The concept of customization is not new.
In Rhode Island, a few adults with developmental disabilities have had customized employment for many years, most often arranged with the support of their families, who hire staff and direct a unique array of services for them rather than relying on an agency.
In addition, the Rhode Island Council on Developmental Disabilities promotes self-employment, a form of customization, through a business incubator created with the help of the Real Pathways RI Project sponsored by the Governor’s Workforce Board.
The DD Council highlights the products and services of self-employed adults with developmental disabilities as part of its annual holiday shopping event, Small Business Saturday Shop RI, scheduled this year for Nov. 30 at the Crowne Plaza Hotel in Warwick.
The U.S. Department of Labor defines customized employment as a “flexible process designed to personalize the employment relationship between a job candidate and an employer in a way that meets the needs of both. It is based on an individualized determination of the strengths, needs, and interests of the person with a disability, and is also designed to meet the specific needs of the employer.”
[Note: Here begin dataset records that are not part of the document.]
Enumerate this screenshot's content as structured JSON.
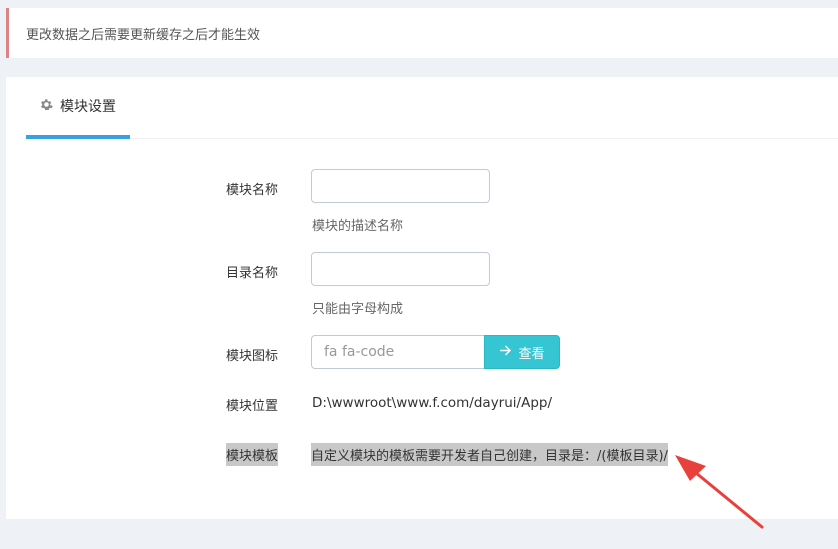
{
  "alert": {
    "text": "更改数据之后需要更新缓存之后才能生效"
  },
  "tabs": [
    {
      "label": "模块设置",
      "icon": "gear-icon"
    }
  ],
  "form": {
    "name": {
      "label": "模块名称",
      "value": "",
      "help": "模块的描述名称"
    },
    "dirname": {
      "label": "目录名称",
      "value": "",
      "help": "只能由字母构成"
    },
    "icon": {
      "label": "模块图标",
      "value": "",
      "placeholder": "fa fa-code",
      "button_label": "查看",
      "button_icon": "arrow-right-icon"
    },
    "path": {
      "label": "模块位置",
      "value": "D:\\wwwroot\\www.f.com/dayrui/App/"
    },
    "template": {
      "label": "模块模板",
      "value": "自定义模块的模板需要开发者自己创建，目录是：/(模板目录)/"
    }
  },
  "colors": {
    "accent": "#36a3e0",
    "alert_border": "#e08283",
    "button": "#36c6d3",
    "annotation_arrow": "#e8403a",
    "highlight": "#c8c8c8"
  }
}
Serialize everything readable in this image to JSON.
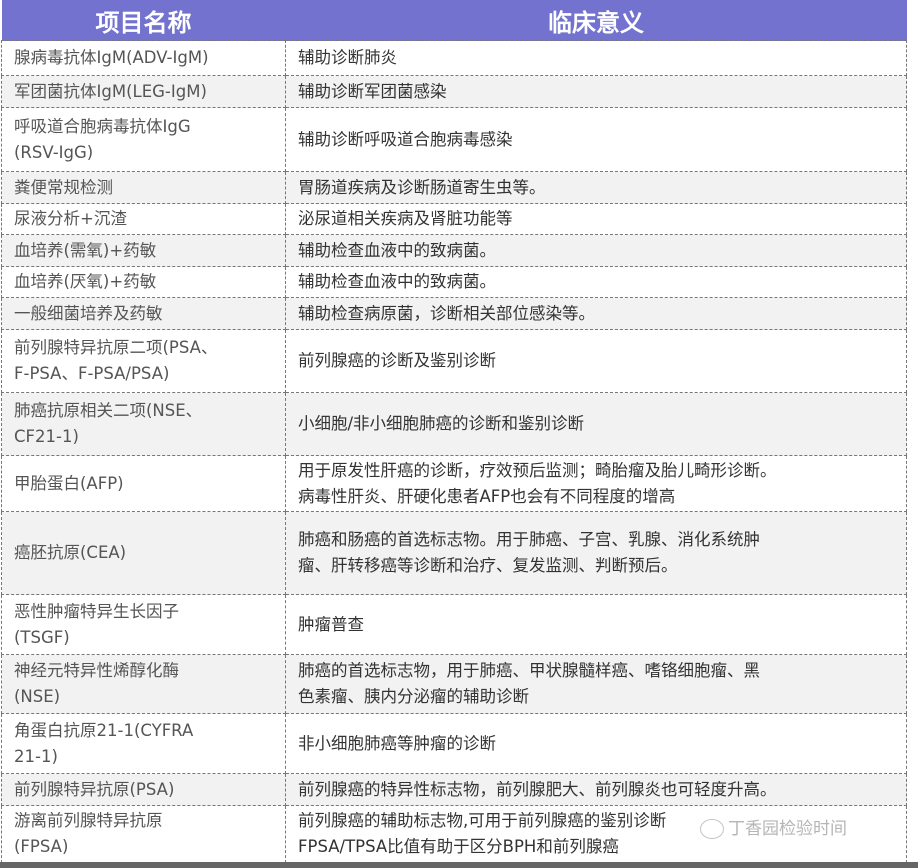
{
  "header": {
    "col1": "项目名称",
    "col2": "临床意义"
  },
  "rows": [
    {
      "name": "腺病毒抗体IgM(ADV-IgM)",
      "meaning": "辅助诊断肺炎"
    },
    {
      "name": "军团菌抗体IgM(LEG-IgM)",
      "meaning": "辅助诊断军团菌感染"
    },
    {
      "name": "呼吸道合胞病毒抗体IgG\n(RSV-IgG)",
      "meaning": "辅助诊断呼吸道合胞病毒感染"
    },
    {
      "name": "粪便常规检测",
      "meaning": "胃肠道疾病及诊断肠道寄生虫等。"
    },
    {
      "name": "尿液分析+沉渣",
      "meaning": "泌尿道相关疾病及肾脏功能等"
    },
    {
      "name": "血培养(需氧)+药敏",
      "meaning": "辅助检查血液中的致病菌。"
    },
    {
      "name": "血培养(厌氧)+药敏",
      "meaning": "辅助检查血液中的致病菌。"
    },
    {
      "name": "一般细菌培养及药敏",
      "meaning": "辅助检查病原菌，诊断相关部位感染等。"
    },
    {
      "name": "前列腺特异抗原二项(PSA、\nF-PSA、F-PSA/PSA)",
      "meaning": "前列腺癌的诊断及鉴别诊断"
    },
    {
      "name": "肺癌抗原相关二项(NSE、\nCF21-1)",
      "meaning": "小细胞/非小细胞肺癌的诊断和鉴别诊断"
    },
    {
      "name": "甲胎蛋白(AFP)",
      "meaning": "用于原发性肝癌的诊断，疗效预后监测；畸胎瘤及胎儿畸形诊断。\n病毒性肝炎、肝硬化患者AFP也会有不同程度的增高"
    },
    {
      "name": "癌胚抗原(CEA)",
      "meaning": "肺癌和肠癌的首选标志物。用于肺癌、子宫、乳腺、消化系统肿\n瘤、肝转移癌等诊断和治疗、复发监测、判断预后。"
    },
    {
      "name": "恶性肿瘤特异生长因子\n(TSGF)",
      "meaning": "肿瘤普查"
    },
    {
      "name": "神经元特异性烯醇化酶\n(NSE)",
      "meaning": "肺癌的首选标志物，用于肺癌、甲状腺髓样癌、嗜铬细胞瘤、黑\n色素瘤、胰内分泌瘤的辅助诊断"
    },
    {
      "name": "角蛋白抗原21-1(CYFRA\n21-1)",
      "meaning": "非小细胞肺癌等肿瘤的诊断"
    },
    {
      "name": "前列腺特异抗原(PSA)",
      "meaning": "前列腺癌的特异性标志物，前列腺肥大、前列腺炎也可轻度升高。"
    },
    {
      "name": "游离前列腺特异抗原\n(FPSA)",
      "meaning": "前列腺癌的辅助标志物,可用于前列腺癌的鉴别诊断\nFPSA/TPSA比值有助于区分BPH和前列腺癌"
    }
  ],
  "watermark": "丁香园检验时间"
}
Since the supported employment program started in 2017, providers have expressed concerns that, because it is tied to the fee-for-service reimbursement system, it does pay for initial investments the agencies might have to make to participate.
Those concerns persisted during a meeting between DDD officials and potential applicants for the customized employment program in mid July. At the providers’ request, DDD has extended the application deadline to October 4.
The state’s new Secretary of Health and Human Services, Womazetta Jones, has promised to be a careful listener to the concerns of the developmental disability community.
Speaking at the recent public forum, after just eight days on the job, Jones acknowledged the state’s efforts to improve services for adults with developmental disabilities but also cautioned against complacency.
Even though the state has substantially increased funding for developmental disabilities in recent years and gained “stable and effective leadership” at BHDDH, “that doesn’t mean anyone in this room or state government is content with recent progress,” she said.
“The moment we think we don’t have more to do, is the moment we have lost our way,” Jones said, signaling that she is available for further discussion of issues affecting people with developmental disabilities.